In this case the trial court held as stated at the outset that since defendant reported to the probate court at his annual settlement the disbursements of the estate to creditors, in which plaintiff’s name or claim did not appear, and tjiat these disbursements were approved by the probate court plaintiff could not recover. This I think was erroneous. It was a mere annual settlement and defendant made no mention therein of plaintiff’s claim, notwithstanding he had notice of it. The probate court made no adjudication thereon. There has been no final settlement and the annual exhibit of the guardian here shown to have been approved by the probate court by no means amounts to an adjudication of plaintiff’s claim; nor does it amount (as against plaintiff) to an approval of the payment of all the funds to other creditors.
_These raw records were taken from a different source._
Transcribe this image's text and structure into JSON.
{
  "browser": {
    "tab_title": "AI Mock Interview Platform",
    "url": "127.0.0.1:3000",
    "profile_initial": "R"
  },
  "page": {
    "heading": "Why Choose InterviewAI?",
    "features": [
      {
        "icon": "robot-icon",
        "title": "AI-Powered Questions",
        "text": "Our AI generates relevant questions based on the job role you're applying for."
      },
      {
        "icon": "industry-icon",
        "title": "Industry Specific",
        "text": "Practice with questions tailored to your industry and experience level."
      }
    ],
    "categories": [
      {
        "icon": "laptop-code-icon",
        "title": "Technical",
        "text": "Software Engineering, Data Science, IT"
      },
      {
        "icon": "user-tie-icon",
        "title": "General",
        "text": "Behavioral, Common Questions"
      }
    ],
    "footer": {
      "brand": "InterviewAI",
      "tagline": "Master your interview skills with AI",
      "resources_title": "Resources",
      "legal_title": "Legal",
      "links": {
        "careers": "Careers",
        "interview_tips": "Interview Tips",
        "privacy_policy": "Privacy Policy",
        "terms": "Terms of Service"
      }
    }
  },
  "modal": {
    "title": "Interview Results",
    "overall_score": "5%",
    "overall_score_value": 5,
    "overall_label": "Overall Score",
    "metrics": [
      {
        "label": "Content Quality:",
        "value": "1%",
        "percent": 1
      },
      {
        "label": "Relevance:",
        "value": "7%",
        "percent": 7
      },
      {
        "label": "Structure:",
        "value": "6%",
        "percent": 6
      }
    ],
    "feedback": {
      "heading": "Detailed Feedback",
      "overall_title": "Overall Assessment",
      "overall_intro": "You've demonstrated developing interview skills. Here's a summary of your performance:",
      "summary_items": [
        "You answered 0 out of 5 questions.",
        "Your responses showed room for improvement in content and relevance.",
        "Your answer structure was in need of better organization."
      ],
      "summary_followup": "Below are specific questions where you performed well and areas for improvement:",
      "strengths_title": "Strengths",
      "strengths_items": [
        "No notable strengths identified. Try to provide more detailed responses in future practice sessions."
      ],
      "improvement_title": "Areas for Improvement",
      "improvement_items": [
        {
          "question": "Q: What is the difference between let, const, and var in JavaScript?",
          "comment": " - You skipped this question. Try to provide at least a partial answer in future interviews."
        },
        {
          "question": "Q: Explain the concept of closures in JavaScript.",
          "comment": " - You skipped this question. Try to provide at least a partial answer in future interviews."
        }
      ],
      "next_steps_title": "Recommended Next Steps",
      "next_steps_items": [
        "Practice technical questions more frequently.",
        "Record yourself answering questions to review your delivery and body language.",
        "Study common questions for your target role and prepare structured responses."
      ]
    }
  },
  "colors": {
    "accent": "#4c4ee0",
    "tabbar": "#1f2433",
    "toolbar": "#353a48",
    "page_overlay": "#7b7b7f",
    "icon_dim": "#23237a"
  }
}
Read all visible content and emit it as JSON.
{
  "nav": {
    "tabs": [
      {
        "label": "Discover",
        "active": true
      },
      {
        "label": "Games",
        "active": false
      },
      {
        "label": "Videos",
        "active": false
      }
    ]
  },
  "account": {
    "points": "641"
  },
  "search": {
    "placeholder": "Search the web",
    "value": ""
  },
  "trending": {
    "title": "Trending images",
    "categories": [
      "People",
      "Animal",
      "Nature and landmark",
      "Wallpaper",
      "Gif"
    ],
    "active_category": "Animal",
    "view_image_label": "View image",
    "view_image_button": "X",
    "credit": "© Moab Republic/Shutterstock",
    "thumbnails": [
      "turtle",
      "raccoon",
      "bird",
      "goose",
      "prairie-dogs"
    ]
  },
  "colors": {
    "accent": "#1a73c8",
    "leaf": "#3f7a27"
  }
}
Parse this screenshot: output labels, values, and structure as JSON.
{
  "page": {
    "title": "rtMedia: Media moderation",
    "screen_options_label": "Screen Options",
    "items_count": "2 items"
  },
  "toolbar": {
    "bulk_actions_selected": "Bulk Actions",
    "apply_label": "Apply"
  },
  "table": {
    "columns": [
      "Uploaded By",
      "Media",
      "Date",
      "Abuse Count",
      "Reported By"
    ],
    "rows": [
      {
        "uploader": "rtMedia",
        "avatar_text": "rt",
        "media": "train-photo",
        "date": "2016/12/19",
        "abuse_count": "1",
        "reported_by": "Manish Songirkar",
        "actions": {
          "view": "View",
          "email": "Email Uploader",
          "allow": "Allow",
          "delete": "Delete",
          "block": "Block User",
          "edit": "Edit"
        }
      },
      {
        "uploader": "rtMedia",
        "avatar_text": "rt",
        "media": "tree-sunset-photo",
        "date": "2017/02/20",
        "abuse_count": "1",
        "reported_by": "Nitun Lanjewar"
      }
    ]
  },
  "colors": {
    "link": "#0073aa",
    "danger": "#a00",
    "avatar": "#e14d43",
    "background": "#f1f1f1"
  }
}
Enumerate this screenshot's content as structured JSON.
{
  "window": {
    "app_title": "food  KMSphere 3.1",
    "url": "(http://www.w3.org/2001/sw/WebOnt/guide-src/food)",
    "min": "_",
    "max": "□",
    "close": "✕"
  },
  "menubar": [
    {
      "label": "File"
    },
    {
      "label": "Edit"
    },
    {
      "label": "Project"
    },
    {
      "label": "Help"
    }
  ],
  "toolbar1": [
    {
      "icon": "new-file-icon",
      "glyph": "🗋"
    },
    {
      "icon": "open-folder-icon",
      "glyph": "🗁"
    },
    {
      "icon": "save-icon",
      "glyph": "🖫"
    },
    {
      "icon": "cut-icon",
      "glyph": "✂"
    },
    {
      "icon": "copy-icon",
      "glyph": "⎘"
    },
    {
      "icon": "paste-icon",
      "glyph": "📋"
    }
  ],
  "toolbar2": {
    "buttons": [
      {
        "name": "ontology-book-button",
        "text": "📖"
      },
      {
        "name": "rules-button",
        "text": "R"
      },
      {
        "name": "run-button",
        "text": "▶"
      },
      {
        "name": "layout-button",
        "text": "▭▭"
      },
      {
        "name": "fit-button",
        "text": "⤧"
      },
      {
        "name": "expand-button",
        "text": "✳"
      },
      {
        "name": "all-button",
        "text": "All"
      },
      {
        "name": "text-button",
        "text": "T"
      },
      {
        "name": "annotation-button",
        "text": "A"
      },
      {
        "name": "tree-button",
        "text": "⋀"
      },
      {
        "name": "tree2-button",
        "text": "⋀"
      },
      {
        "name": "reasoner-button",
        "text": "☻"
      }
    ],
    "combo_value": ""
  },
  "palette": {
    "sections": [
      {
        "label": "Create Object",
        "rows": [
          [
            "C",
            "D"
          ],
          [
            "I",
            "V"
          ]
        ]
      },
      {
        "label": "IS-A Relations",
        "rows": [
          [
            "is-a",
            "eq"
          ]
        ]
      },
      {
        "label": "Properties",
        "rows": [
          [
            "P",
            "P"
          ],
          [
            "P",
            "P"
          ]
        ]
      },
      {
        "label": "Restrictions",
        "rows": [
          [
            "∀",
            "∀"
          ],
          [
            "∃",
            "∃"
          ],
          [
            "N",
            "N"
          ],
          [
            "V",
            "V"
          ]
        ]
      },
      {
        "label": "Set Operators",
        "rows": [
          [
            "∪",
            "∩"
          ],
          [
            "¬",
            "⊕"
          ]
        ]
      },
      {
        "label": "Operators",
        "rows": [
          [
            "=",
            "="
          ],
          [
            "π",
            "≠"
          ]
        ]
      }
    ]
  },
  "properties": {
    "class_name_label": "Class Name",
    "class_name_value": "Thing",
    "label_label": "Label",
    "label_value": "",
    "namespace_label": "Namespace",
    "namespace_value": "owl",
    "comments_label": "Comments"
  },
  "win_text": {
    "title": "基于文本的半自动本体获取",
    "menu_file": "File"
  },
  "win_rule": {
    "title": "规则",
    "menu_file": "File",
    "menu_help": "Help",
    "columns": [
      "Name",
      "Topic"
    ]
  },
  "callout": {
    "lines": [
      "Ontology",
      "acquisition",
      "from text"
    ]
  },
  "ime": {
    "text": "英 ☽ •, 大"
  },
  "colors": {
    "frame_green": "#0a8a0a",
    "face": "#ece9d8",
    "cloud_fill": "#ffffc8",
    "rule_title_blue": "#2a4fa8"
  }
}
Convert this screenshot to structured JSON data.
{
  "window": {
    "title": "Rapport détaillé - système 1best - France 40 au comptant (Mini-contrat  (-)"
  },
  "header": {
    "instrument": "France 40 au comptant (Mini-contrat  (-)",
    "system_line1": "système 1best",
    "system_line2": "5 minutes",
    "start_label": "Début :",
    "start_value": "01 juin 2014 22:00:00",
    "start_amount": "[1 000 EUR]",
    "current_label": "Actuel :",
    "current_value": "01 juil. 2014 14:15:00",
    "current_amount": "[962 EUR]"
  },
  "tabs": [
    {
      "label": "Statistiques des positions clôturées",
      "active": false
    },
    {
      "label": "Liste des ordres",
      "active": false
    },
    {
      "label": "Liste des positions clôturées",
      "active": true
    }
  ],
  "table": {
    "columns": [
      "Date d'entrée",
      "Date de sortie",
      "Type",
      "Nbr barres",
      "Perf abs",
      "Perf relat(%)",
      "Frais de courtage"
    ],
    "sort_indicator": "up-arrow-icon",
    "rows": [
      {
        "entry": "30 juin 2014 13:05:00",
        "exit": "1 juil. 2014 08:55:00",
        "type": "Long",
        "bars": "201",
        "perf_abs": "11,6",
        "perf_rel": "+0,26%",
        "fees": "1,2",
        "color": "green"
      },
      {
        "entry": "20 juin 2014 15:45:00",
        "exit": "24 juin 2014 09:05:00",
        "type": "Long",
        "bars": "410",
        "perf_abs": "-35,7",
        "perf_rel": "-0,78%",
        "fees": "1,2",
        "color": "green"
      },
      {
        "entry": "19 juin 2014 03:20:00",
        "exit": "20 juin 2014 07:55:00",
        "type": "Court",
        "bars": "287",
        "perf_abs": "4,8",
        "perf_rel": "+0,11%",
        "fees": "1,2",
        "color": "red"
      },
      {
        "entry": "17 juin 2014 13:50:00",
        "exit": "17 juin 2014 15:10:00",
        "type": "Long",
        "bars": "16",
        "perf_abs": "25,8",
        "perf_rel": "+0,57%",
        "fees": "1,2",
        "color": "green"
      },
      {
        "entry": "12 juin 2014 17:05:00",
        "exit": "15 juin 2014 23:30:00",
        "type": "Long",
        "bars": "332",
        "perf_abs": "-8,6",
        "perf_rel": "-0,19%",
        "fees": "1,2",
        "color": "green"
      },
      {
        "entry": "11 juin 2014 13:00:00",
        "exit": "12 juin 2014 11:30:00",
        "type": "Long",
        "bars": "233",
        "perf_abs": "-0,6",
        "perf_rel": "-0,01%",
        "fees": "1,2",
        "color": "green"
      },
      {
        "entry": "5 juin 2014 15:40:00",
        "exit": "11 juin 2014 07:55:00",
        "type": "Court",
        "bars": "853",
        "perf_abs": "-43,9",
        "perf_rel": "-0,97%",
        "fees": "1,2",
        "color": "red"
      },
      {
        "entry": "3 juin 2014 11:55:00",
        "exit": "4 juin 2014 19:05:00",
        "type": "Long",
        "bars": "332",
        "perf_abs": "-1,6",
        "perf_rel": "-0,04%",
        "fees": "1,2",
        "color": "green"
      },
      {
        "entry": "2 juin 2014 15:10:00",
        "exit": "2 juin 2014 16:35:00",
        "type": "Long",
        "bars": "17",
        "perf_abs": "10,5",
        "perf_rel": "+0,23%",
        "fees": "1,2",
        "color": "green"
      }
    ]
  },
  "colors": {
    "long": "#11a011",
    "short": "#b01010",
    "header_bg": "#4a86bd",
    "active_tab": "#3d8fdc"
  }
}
The case therefore stands upon the action of the guardian alone, and that action was a refusal to allow plaintiff a pro rata with the other creditors. The defendant, as we have hereinbefore stated, is a trustee for the creditors, handling a trust fund for their benefit. He has violated or abused that trust by an unequal and partial division of the fund, resulting in plaintiff’s losing all of his claim. I think that for this he is liable and liable to an action at law. There are frequent cases of close analogy to this where an action at law is sustained, though in such action a defense might be made whereby the equitable jurisdiction of the court might be invoked in order to arrive at a proper adjustment of the guardian’s accounts.
*362I ought to further remark that notwithstanding it appears to be the policy of the statute to charge the-public with the maintenance of the lunatic rather than defeat creditors, yet there may be many cases where the guardian must necessarily maintain the ward out of the estate before its condition is known.
I attach no importance to defendant’s plea of res adjudicata. It seems that plaintiff brought the suit which resulted in the judgment for his claim against the ward by name and defendant as his guardian, and that the judgment was rendered against the ward only. This was certainly not an adjudication that the plaintiff had no claim against the ward’s estate. The foregoing considerations lead me to favor a reversal of the judgment and remanding the cause.